Joyent Wants Fledgling Developers To Use Node.js—And It’s Willing to Pay

A nascent rivalry between two closely related JavaScript programming frameworks—Node.js and IO.js, the latter of which recently split off, or “forked,” from the former—may be heating up. Node’s corporate steward, Joyent, is ready to offer some serious incentives to keep developers from flocking to its rival.

See also: What Developers Need To Know About The Node.js Fork

Joyent officially remains optimistic that IO contributors will eventually return to the fork’s master branch. But it’s not taking any chances that IO might start catching fire. Its latest strategy: Set up a startup incubator with major benefits for developers who stick to using Node.

The company’s Node.js Incubator Program is designed for companies, startups, and individuals doing interesting things with Node. Members will receive Joyent’s training and support, $25,000 worth of services in Joyent Cloud Hosting, tools and debugging, access to Node project leader Timothy J Fontaine, plus marketing and networking opportunities.

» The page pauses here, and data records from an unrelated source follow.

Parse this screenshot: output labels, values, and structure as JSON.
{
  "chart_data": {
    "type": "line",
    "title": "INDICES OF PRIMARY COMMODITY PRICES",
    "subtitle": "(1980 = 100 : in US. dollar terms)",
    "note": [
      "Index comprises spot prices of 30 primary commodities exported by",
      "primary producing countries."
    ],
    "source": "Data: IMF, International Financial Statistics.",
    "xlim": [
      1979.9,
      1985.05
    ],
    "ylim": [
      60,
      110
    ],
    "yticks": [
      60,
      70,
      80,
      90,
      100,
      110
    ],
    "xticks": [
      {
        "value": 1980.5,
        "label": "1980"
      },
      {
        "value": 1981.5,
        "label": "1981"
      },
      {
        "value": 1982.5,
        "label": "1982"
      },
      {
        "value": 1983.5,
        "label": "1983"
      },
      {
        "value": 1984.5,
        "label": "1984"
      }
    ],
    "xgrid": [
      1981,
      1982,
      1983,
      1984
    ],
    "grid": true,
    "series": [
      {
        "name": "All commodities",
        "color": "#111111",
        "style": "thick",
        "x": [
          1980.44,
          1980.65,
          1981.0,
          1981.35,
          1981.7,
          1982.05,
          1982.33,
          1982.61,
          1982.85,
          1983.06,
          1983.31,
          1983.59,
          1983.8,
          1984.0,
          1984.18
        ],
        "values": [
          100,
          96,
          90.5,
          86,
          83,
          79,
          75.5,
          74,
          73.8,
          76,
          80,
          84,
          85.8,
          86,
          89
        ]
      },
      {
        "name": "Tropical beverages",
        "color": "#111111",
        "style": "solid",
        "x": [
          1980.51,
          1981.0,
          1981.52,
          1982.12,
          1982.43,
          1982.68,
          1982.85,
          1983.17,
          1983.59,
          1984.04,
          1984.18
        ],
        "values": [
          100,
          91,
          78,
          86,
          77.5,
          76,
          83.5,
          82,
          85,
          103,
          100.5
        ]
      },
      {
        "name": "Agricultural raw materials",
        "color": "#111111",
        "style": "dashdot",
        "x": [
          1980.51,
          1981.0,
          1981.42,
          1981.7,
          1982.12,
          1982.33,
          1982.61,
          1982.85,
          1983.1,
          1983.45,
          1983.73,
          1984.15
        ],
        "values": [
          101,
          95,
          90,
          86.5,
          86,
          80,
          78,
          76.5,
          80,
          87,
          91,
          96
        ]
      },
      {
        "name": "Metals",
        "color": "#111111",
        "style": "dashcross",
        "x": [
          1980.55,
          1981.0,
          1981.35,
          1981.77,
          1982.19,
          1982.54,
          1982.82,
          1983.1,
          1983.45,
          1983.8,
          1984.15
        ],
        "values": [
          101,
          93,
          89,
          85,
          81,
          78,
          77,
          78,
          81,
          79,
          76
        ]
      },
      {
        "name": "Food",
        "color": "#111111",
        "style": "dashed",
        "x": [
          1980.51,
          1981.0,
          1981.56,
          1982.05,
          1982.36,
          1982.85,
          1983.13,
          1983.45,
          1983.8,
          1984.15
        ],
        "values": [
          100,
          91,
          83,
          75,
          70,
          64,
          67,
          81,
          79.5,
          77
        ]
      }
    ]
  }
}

One more thing: Developers using IO instead of Node are, well, not invited.

“IO.js, what’s that?” asked Joyent CEO Scott Hammond in response to my query about whether projects based on the fork would be able to enter. “This is a Node.js project for Node.js innovations.”

See also: What The Node.js Fork Really Means: A Dissident Speaks

Hammond said applicants will be considered first and foremost on the originality of their projects, from “Web apps to robotics to Internet of Things applications.” Applicants will be able to connect with Joyent at the Node Summit, to be held February 10-11 in San Francisco, and participants in the incoming class will be selected and announced shortly afterward.

When companies are choosing whether to consider Node or IO, this incubator may sway their opinions toward the former.

“[The incubator is about] evangelizing Node.js, finding faster on-ramps for other projects to evaluate Node.js to see if it fits their platform requirements, and help educate the community,” Hammond said. “It’s a knowledge transfer. We want to open Node up widely to show how well it runs.”